Ich will auf die Debatte zum Parlamentarischen Rat zurückkommen. Ich finde sehr interessant, Herr Schneider, was Sie zur spezifisch exekutivischen Variante der deutschen Verfassunggebung sagen. Das gilt für die deutsche Politik allgemein in sehr hohem Maße. Verglichen damit war allerdings die parlamentarische Tonart im Parlamentarischen Rat exzeptionell. Sie ist vermutlich heute im Deutschen Bundestag weit weniger gegeben, als das damals unter glücklichen Bedingungen, gleichsam einer Freisetzung der politischen Gestaltung durch die Parteien, möglich war. Denn vorher lagen die politischen Entscheidungen bei der weitgehend der Kontinuität verhafteten Beamtenschaft, die die Länderregierungen bildete. Hätte sich nicht der Eigenwille Konrad Adenauers durchgesetzt, wären die Entwicklungen wahrscheinlich noch sehr viel kontinuierlicher verlaufen.
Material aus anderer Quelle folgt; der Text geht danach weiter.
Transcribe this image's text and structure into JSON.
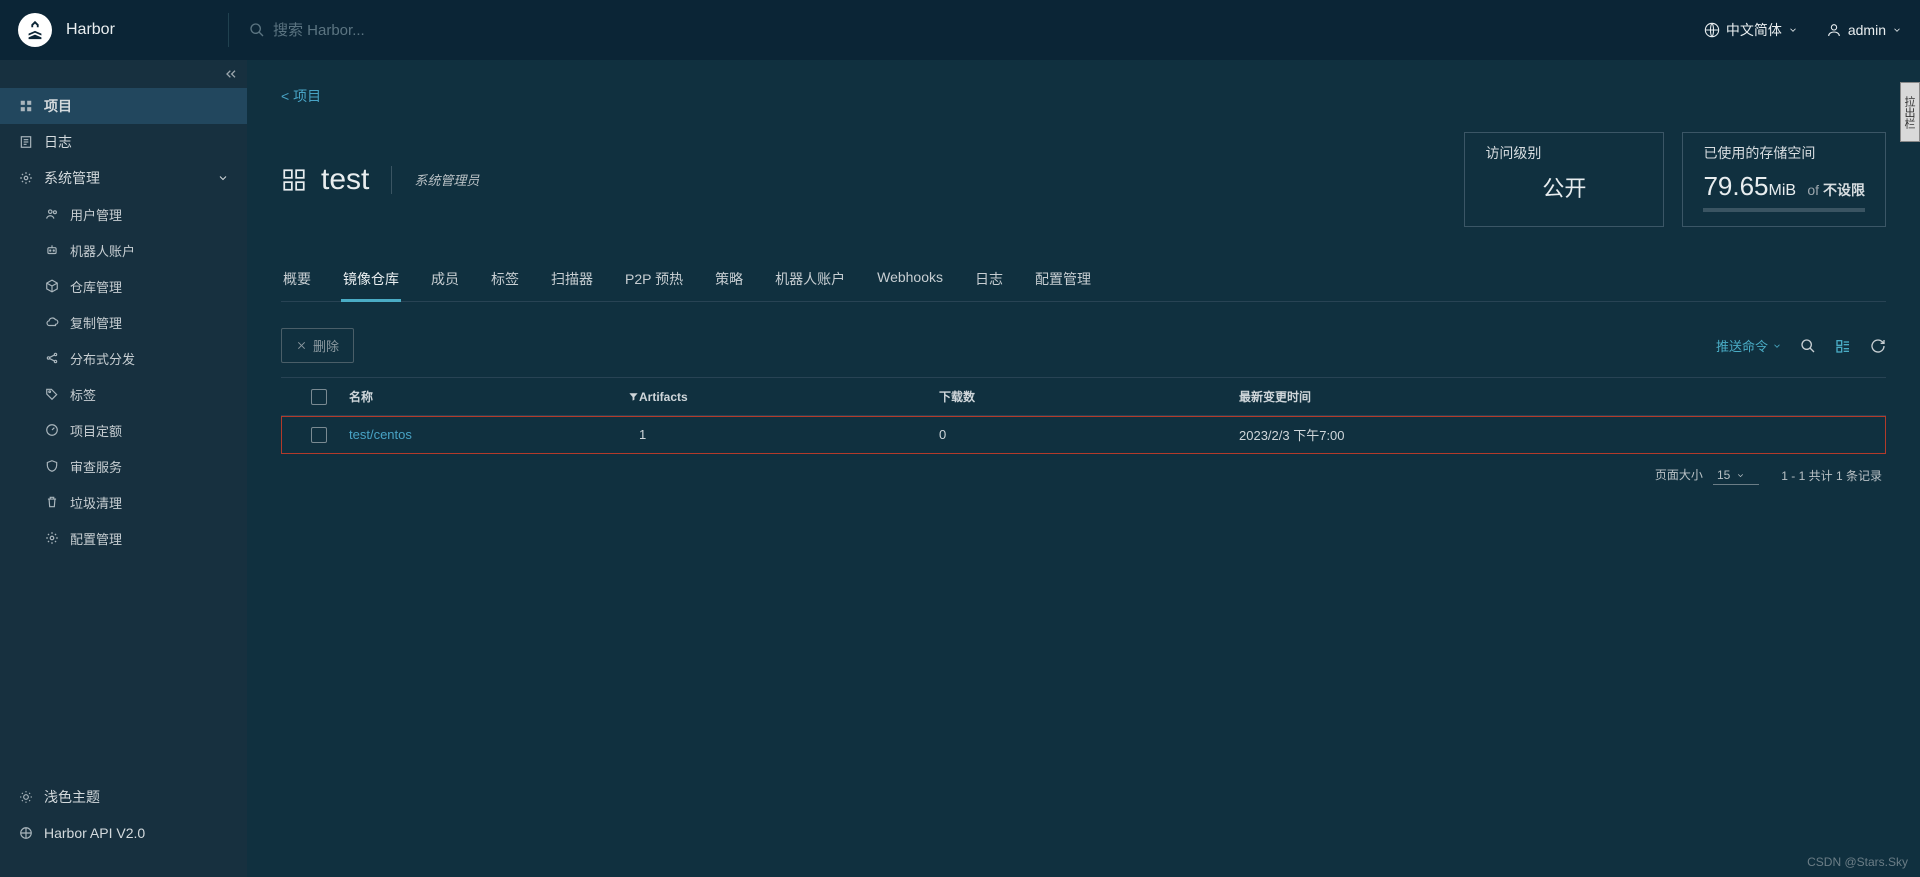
{
  "header": {
    "product": "Harbor",
    "search_placeholder": "搜索 Harbor...",
    "lang": "中文简体",
    "user": "admin"
  },
  "sidebar": {
    "items": [
      {
        "label": "项目"
      },
      {
        "label": "日志"
      },
      {
        "label": "系统管理"
      },
      {
        "label": "用户管理"
      },
      {
        "label": "机器人账户"
      },
      {
        "label": "仓库管理"
      },
      {
        "label": "复制管理"
      },
      {
        "label": "分布式分发"
      },
      {
        "label": "标签"
      },
      {
        "label": "项目定额"
      },
      {
        "label": "审查服务"
      },
      {
        "label": "垃圾清理"
      },
      {
        "label": "配置管理"
      }
    ],
    "bottom": [
      {
        "label": "浅色主题"
      },
      {
        "label": "Harbor API V2.0"
      }
    ]
  },
  "main": {
    "breadcrumb_back": "< 项目",
    "project_name": "test",
    "role": "系统管理员",
    "access_card": {
      "cap": "访问级别",
      "value": "公开"
    },
    "storage_card": {
      "cap": "已使用的存储空间",
      "value": "79.65",
      "unit": "MiB",
      "of": "of",
      "limit": "不设限"
    },
    "tabs": [
      "概要",
      "镜像仓库",
      "成员",
      "标签",
      "扫描器",
      "P2P 预热",
      "策略",
      "机器人账户",
      "Webhooks",
      "日志",
      "配置管理"
    ],
    "active_tab": 1,
    "toolbar": {
      "delete": "删除",
      "push": "推送命令"
    },
    "table": {
      "headers": {
        "name": "名称",
        "artifacts": "Artifacts",
        "downloads": "下载数",
        "updated": "最新变更时间"
      },
      "rows": [
        {
          "name": "test/centos",
          "artifacts": "1",
          "downloads": "0",
          "updated": "2023/2/3 下午7:00"
        }
      ]
    },
    "pager": {
      "page_size_label": "页面大小",
      "page_size": "15",
      "range": "1 - 1 共计 1 条记录"
    }
  },
  "side_handle": "拉出栏",
  "watermark": "CSDN @Stars.Sky"
}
Ich möchte zwei Punkte unterstreichen. Erstens zu den Voraussetzungen einer Verfassungsreform: Daß es im Parlamentarischen Rat zu Ergebnissen kam, lag natürlich auch daran, daß die politisch gegensätzlichen Wünsche für eine Dauerlösung auf die gesamtdeutsche Vereinigung vertagt werden konnten. Das gilt für die politischen Rechte und die Gewerkschaften. Das gilt nicht zuletzt für Kurt Schumacher, der mögliche Fragen aus der Verfassung eher ausklammern wollte, als fixierte Regelungen ohne sozialistische Mehrheiten zu haben. Insofern ist der Provisoriumsgedanke ganz unerwartet plötzlich zum Vehikel des Erfolgs geworden, und zwar des Erfolgs einer Dauerlösung.
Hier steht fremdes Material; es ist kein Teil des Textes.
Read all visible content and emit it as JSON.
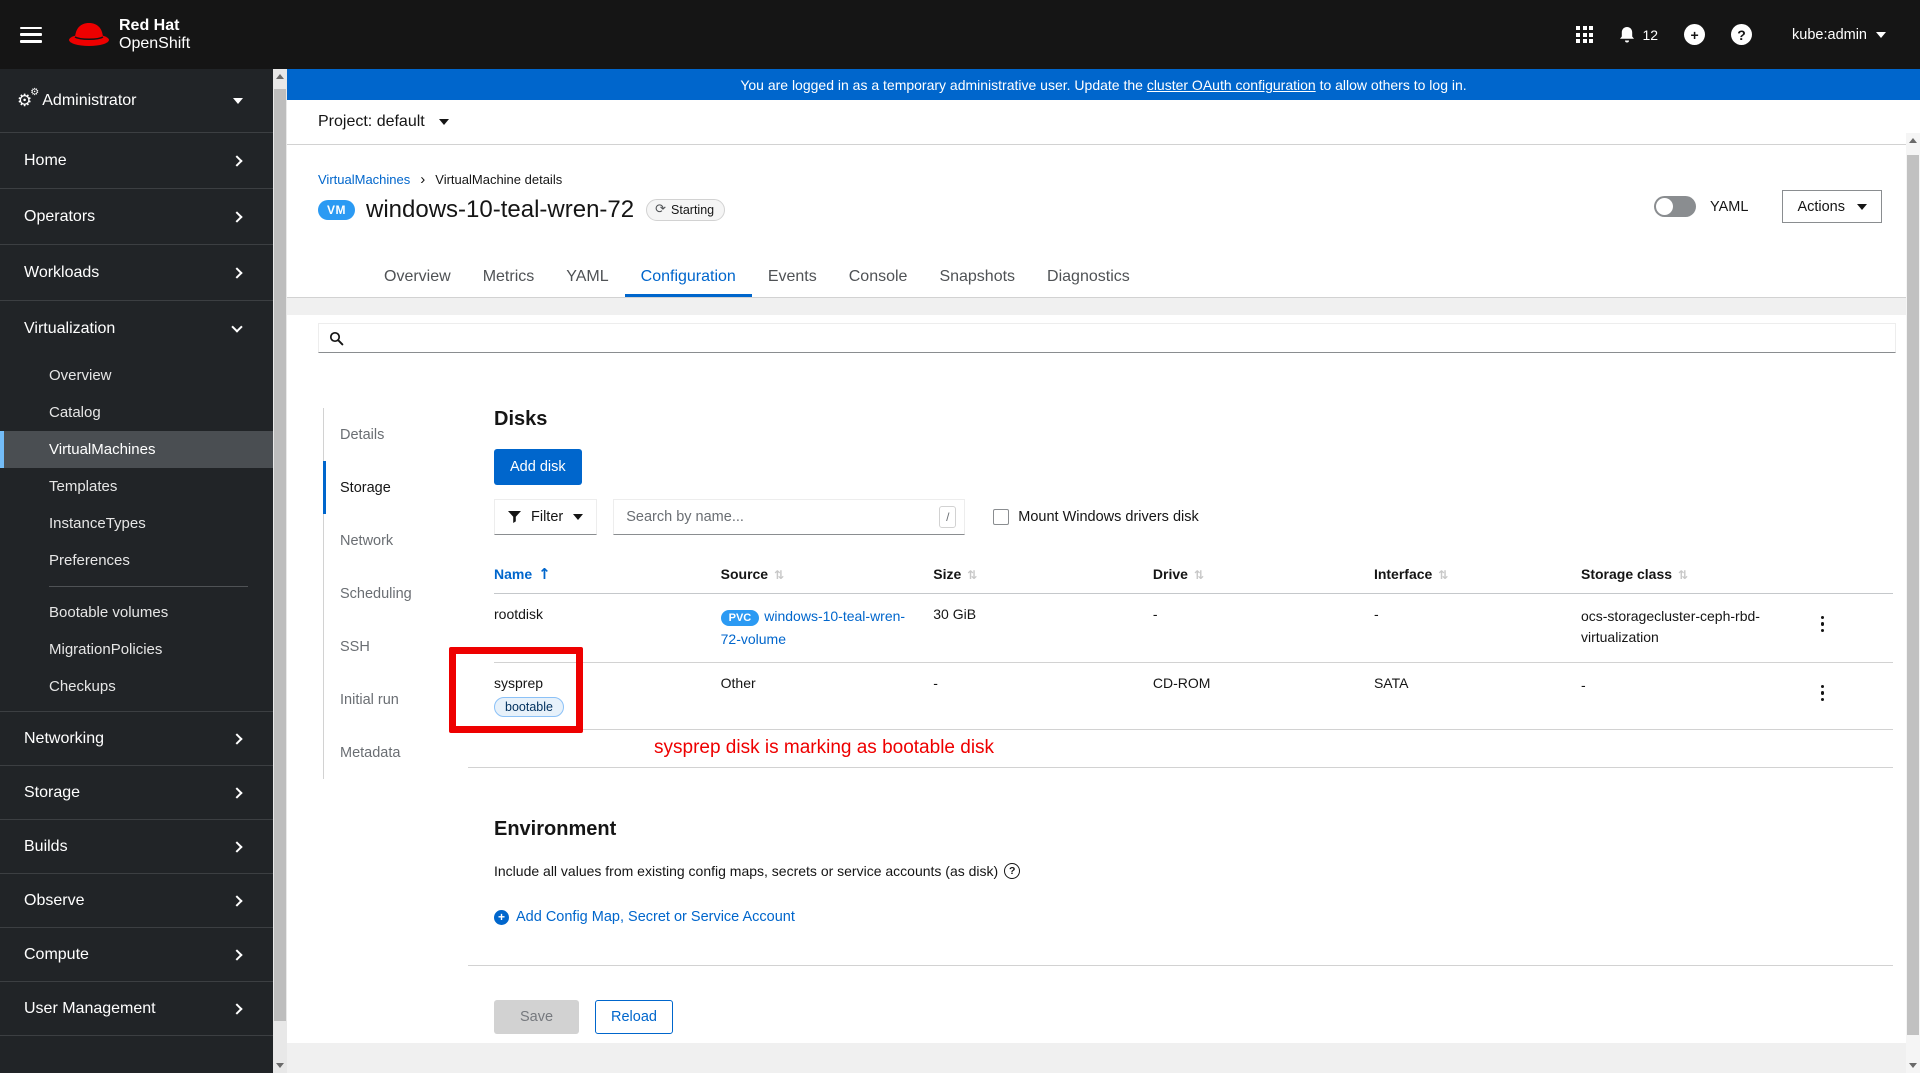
{
  "masthead": {
    "brand_line1": "Red Hat",
    "brand_line2": "OpenShift",
    "notification_count": "12",
    "user": "kube:admin"
  },
  "banner": {
    "prefix": "You are logged in as a temporary administrative user. Update the ",
    "link_text": "cluster OAuth configuration",
    "suffix": " to allow others to log in."
  },
  "project_bar": {
    "label": "Project: default"
  },
  "sidebar": {
    "perspective": "Administrator",
    "items": [
      "Home",
      "Operators",
      "Workloads",
      "Virtualization",
      "Networking",
      "Storage",
      "Builds",
      "Observe",
      "Compute",
      "User Management"
    ],
    "virtualization_children": [
      "Overview",
      "Catalog",
      "VirtualMachines",
      "Templates",
      "InstanceTypes",
      "Preferences",
      "Bootable volumes",
      "MigrationPolicies",
      "Checkups"
    ],
    "active_child": "VirtualMachines"
  },
  "breadcrumb": {
    "link": "VirtualMachines",
    "current": "VirtualMachine details"
  },
  "page_header": {
    "badge": "VM",
    "title": "windows-10-teal-wren-72",
    "status": "Starting",
    "yaml_label": "YAML",
    "actions_label": "Actions"
  },
  "tabs": {
    "items": [
      "Overview",
      "Metrics",
      "YAML",
      "Configuration",
      "Events",
      "Console",
      "Snapshots",
      "Diagnostics"
    ],
    "active": "Configuration"
  },
  "config_nav": {
    "items": [
      "Details",
      "Storage",
      "Network",
      "Scheduling",
      "SSH",
      "Initial run",
      "Metadata"
    ],
    "active": "Storage"
  },
  "disks": {
    "title": "Disks",
    "add_button": "Add disk",
    "filter_label": "Filter",
    "search_placeholder": "Search by name...",
    "shortcut_key": "/",
    "mount_checkbox_label": "Mount Windows drivers disk",
    "columns": [
      "Name",
      "Source",
      "Size",
      "Drive",
      "Interface",
      "Storage class"
    ],
    "rows": [
      {
        "name": "rootdisk",
        "source_badge": "PVC",
        "source_text": "windows-10-teal-wren-72-volume",
        "size": "30 GiB",
        "drive": "-",
        "interface": "-",
        "storage_class": "ocs-storagecluster-ceph-rbd-virtualization"
      },
      {
        "name": "sysprep",
        "bootable_label": "bootable",
        "source_text": "Other",
        "size": "-",
        "drive": "CD-ROM",
        "interface": "SATA",
        "storage_class": "-"
      }
    ],
    "annotation": "sysprep disk is marking as bootable disk"
  },
  "environment": {
    "title": "Environment",
    "description": "Include all values from existing config maps, secrets or service accounts (as disk)",
    "add_link": "Add Config Map, Secret or Service Account"
  },
  "footer": {
    "save": "Save",
    "reload": "Reload"
  },
  "icons": {
    "sort_asc": "↑",
    "sort_none": "⇅",
    "status_spinner": "⟳",
    "breadcrumb_separator": "›",
    "help": "?",
    "plus": "+",
    "cogs": "⚙"
  },
  "colors": {
    "accent_blue": "#0066cc",
    "badge_blue": "#2b9af3",
    "annotation_red": "#ee0000",
    "masthead_bg": "#151515",
    "sidebar_bg": "#212427",
    "banner_bg": "#0066cc"
  }
}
Zum zweiten liegt ein Reformhemmnis in einem Verfassungsverständnis, für das das Schlagwort „fdGO" (freiheitlich-demokratische Grundordnung) später kennzeichnend wurde. Unter dem Siegel der „fdGO" mußte seit den siebziger Jahren jeder noch so kleine Angestellte des öffentlichen Dienstes in Form eines kurzgefaßten Gelöbnisses das Bekenntnis zum Grundgesetz ablegen. Darin steckte der grundlegende, fatale Irrtum, daß die Verfassung als solche eine festlegende Wertentscheidung enthalte, während sie doch einen rechtlichen Rahmen für unterschiedliche Positionen einräumen soll. Diese Mentalität, daß alle Wertentscheidungen der existierenden Bundesrepublik selbstverständlich im Grundgesetz enthalten seien, führte dazu, daß man im Zuge der Wiedervereinigung gar nicht darüber nachdachte, überhaupt etwas am Verfassungsrahmen zu ändern.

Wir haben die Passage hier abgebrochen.